Now that the good news he was waiting for has arrived, Sherrod could only laugh and smile at his locker as he thought about the challenge he faced of having to watch the early years of his NFL career be spent the way they were.
"It's definitely been a while, and it's felt like it," Sherrod said. "I'm just finally glad that this day has come. It tested my patience a little while, but patience is a virtue."
By participating in Wednesday's practice, Sherrod now has three weeks before the Packers have to choose whether to add him to the active roster, release him or place him on season-ending injured reserve. Sherrod is planning for the first of those three options.
"I'm looking forward to getting back out there on the roster and helping my team get to our goal of winning the Super Bowl," Sherrod said.
While Sherrod has reason for optimism, Green Bay isn't going to rush him through the final steps of the process.
"The individual work will be really good for him," coach Mike McCarthy said. "How we integrate him into the team work (in practice) is something we've talked about.
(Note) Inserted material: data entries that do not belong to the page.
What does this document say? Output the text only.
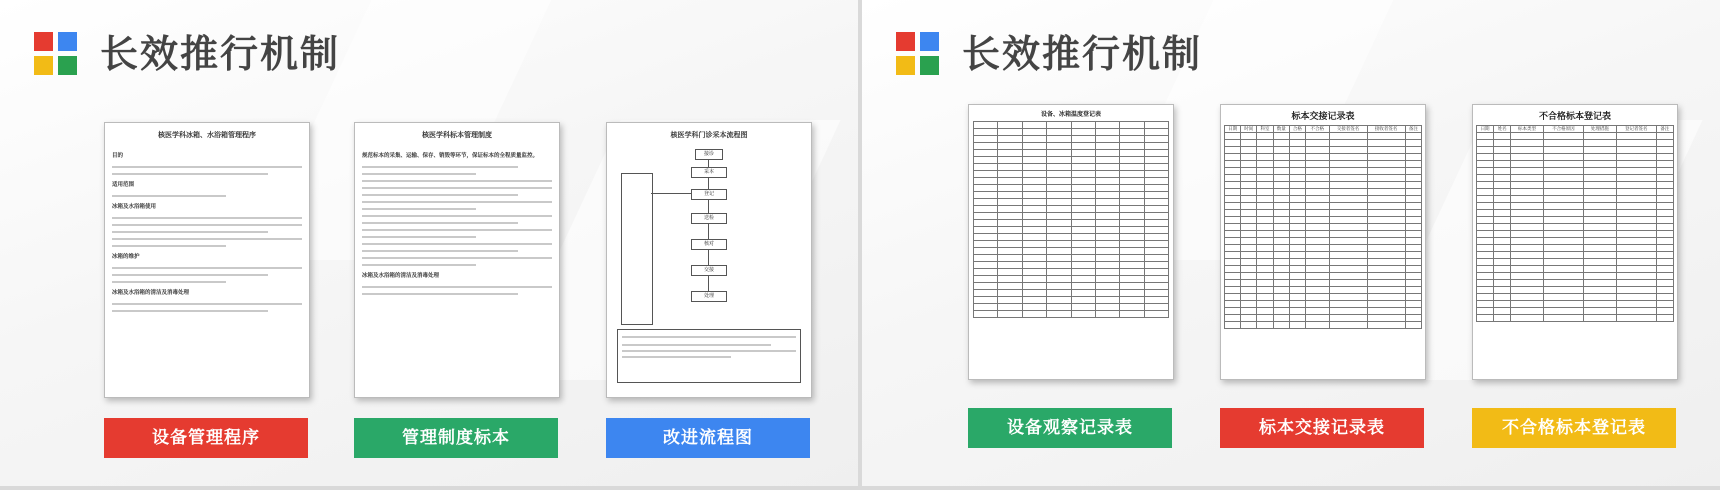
长效推行机制
核医学科冰箱、水浴箱管理程序
目的
适用范围
冰箱及水浴箱使用
冰箱的维护
冰箱及水浴箱的清洁及消毒处理
核医学科标本管理制度
规范标本的采集、运输、保存、销毁等环节，保证标本的全程质量监控。
冰箱及水浴箱的清洁及消毒处理
核医学科门诊采本流程图
接诊
采本
登记
送检
核对
交接
处理
设备管理程序	管理制度标本	改进流程图
长效推行机制
设备、冰箱温度登记表

								标本交接记录表
日期	时间	科室	数量	合格	不合格	交接者签名	接收者签名	备注

不合格标本登记表
日期	姓名	标本类型	不合格原因	处理措施	登记者签名	备注

设备观察记录表	标本交接记录表	不合格标本登记表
We're not going to just roll him out there and have him play 55 snaps in pads. I don't think that's really smart with what he's been through and the path he had to take to get to this point.
"We will break him in and push as far as we can. Just be smart."
Sherrod thought he was bending well and said he felt strong in Wednesday's practice. Going through the every-day motions on a consistent basis and coming out each time healthy is the last hurdle for him to overcome.
This day, though, was about enjoying the many hurdles that he'd already overcome.
"It means that all the hard work that I've been putting in with all my rehab has paid off," Sherrod said. "It's been a battle waiting for these couple weeks to wind down, and it finally came.
"Basically the day that I initially got hurt, ever since then I've just been looking forward to this day. It has been awhile, but I've just been keeping focused each and every day until this point."
The Packers had big plans for Sherrod when general manager Ted Thompson drafted him with the 32nd overall pick in 2011. A year earlier, Green Bay drafted Bryan Bulaga in the first round. The pairing of two first-round picks at offensive tackle seemed like the way to go for a team that had emerging star Aaron Rodgers at quarterback.
But that plan has yet to work out for the Packers. Sherrod was unable to win a starting job as a rookie and played sparingly in five games that season before his injury. But with a clean bill of health and an admitted greater appreciation for the game, Sherrod is ready to prove why Green Bay believed in him.
"They picked me for a reason and I'm just looking forward to going out there and playing football again," Sherrod said. "It's been a long time, but I'm glad that I finally got this chance again."